Graph-Regularized Sparse Autoencoders for LLM Safety Steering
Abstract
Sparse autoencoders (SAEs) are increasingly used to extract activation directions for inference-time steering, but their standard sparsity objective treats latent features as independent. This prior can be poorly matched to high-level safety behaviors, where refusal and harmful compliance appear to depend on distributed structure in activation space.

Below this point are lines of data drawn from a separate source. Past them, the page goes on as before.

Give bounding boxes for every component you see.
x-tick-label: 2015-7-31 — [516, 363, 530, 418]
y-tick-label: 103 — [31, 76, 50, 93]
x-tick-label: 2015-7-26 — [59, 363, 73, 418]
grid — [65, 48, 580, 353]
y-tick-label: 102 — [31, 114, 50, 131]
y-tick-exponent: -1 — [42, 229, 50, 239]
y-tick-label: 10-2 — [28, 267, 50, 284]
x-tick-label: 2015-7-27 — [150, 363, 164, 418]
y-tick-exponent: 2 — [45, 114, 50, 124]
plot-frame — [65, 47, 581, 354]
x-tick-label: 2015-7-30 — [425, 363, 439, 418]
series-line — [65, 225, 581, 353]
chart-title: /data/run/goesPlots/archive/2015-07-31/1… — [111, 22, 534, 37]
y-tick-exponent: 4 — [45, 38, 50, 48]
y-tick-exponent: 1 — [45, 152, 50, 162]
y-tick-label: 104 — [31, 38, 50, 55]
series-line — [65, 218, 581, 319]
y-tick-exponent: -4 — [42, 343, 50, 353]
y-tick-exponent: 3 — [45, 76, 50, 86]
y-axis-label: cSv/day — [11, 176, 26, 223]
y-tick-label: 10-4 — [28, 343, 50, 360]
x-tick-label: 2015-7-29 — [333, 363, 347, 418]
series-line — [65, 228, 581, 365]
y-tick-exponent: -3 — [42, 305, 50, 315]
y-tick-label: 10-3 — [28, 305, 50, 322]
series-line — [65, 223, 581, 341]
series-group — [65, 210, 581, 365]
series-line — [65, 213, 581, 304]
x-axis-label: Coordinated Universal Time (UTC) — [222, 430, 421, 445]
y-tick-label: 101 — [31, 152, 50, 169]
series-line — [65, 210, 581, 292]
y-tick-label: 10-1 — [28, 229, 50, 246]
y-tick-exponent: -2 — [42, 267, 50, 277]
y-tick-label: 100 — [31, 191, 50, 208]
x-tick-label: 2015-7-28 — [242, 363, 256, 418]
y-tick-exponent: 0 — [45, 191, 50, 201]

We introduce Graph-Regularized Sparse Autoencoders (GSAE), a dictionary-learning method that learns safety-steering directions by smoothing SAE decoder vectors over a neuron co-activation graph and applying the resulting direction bank through a two-gate runtime controller. Empirically, GSAE improves selective refusal across JailbreakBench, HarmBench, and XSTest, increasing harmful-request refusal while keeping benign-prompt refusals low. On Llama-3-8B, replacing the standard SAE with GSAE in an otherwise identical pipeline improves Δs by 20.1 points on JailbreakBench and 16.8 points on HarmBench. GSAE outperforms activation-steering baselines and black-box guardrails, preserves benign-task performance, generalizes across Llama-3, Mistral, Qwen 2.5, and Phi-4, and remains strong under black-box and gray-box jailbreak attacks.